По крайней мере с месяц после разлуки с отцом, мой юный герой тосковал об нем. С новым товарищем своим он все как-то мало сближался, потому что тот целые дни был каким-нибудь своим делом занят и вообще очень холодно относился к Паше, так что они даже говорили друг другу «вы». В одну из суббот, однако, Павел не мог не обратить внимания, когда Плавин принес с собою из гимназии особенно сделанную доску и прекраснейший лист веленевой бумаги. У листа этого Плавин аккуратно загнул края и, смочив его чистою водой, положил на доску, а самые края, намазав клейстером, приклеил к ней.
– Что вы это делаете? – спросил его Павел не без удивления.
– Бумагу наклеиваю для рисования…
– Она у вас вся сморщится!
– Исправится к завтраму, – отвечал Плавин с улыбкою, и действительно поутру Павел даже ахнул от удивления, что бумага вышла гладкая, ровная и чистая. Когда Плавин принялся рисовать, Павел сейчас же стал у него за спиною и принялся с величайшим любопытством смотреть на его работу.
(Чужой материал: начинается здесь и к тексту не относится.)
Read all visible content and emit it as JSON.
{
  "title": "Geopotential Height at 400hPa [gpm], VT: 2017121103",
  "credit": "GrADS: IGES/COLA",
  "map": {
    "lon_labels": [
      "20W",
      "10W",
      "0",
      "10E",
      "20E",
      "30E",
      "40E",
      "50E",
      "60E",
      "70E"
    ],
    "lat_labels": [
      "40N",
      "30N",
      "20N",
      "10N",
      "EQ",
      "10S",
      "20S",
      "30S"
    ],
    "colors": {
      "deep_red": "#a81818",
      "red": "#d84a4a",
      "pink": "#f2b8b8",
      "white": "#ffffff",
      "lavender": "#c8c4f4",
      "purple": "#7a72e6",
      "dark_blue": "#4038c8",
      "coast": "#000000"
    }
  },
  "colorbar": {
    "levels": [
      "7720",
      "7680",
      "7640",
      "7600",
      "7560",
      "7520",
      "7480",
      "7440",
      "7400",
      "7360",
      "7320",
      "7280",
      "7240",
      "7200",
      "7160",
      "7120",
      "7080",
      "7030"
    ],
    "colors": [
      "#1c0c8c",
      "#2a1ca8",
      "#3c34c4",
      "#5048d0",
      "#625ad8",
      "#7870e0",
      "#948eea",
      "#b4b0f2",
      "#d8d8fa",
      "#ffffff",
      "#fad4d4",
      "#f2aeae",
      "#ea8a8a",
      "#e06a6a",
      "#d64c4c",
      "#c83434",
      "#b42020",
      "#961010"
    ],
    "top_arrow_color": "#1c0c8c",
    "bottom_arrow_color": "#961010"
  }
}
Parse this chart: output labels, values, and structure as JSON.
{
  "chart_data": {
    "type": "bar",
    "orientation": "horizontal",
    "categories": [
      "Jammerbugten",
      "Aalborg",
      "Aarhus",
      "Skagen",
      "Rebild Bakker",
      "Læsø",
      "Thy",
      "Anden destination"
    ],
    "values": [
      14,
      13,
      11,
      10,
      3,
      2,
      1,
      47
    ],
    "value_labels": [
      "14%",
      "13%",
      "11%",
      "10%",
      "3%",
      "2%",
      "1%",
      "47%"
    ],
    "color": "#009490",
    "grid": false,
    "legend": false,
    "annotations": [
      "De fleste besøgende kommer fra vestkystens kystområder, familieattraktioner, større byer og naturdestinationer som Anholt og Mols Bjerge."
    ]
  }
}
Отчего Павел чувствовал удовольствие, видя, как Плавин чисто и отчетливо выводил карандашом линии, – как у него выходило на бумаге совершенно то же самое, что было и на оригинале, – он не мог дать себе отчета, но все-таки наслаждение ощущал великое; и вряд ли не то ли же самое чувство разделял и солдат Симонов, который с час уже пришел в комнаты и не уходил, а, подпершись рукою в бок, стоял и смотрел, как барчик рисует. Здесь мне, может быть, будет удобно сказать несколько слов об этом человеке. Читатель, вероятно, и не подозревает, что Симонов был отличнейший и превосходнейший малый: смолоду красивый из себя, умный и расторопный, наконец в высшей степени честный я совершенно не пьяница, он, однако, прошел свой век незаметно, и даже в полку, посреди других солдат, дураков и воришек, слыл так себе только за сносно хорошего солдата. Александра Григорьевна Абреева оказалась в этом случае проницательнее всех. Выбрав к себе Симонова в сторожа к дому, она очень хорошо знала, что у нее ничего уж не пропадет.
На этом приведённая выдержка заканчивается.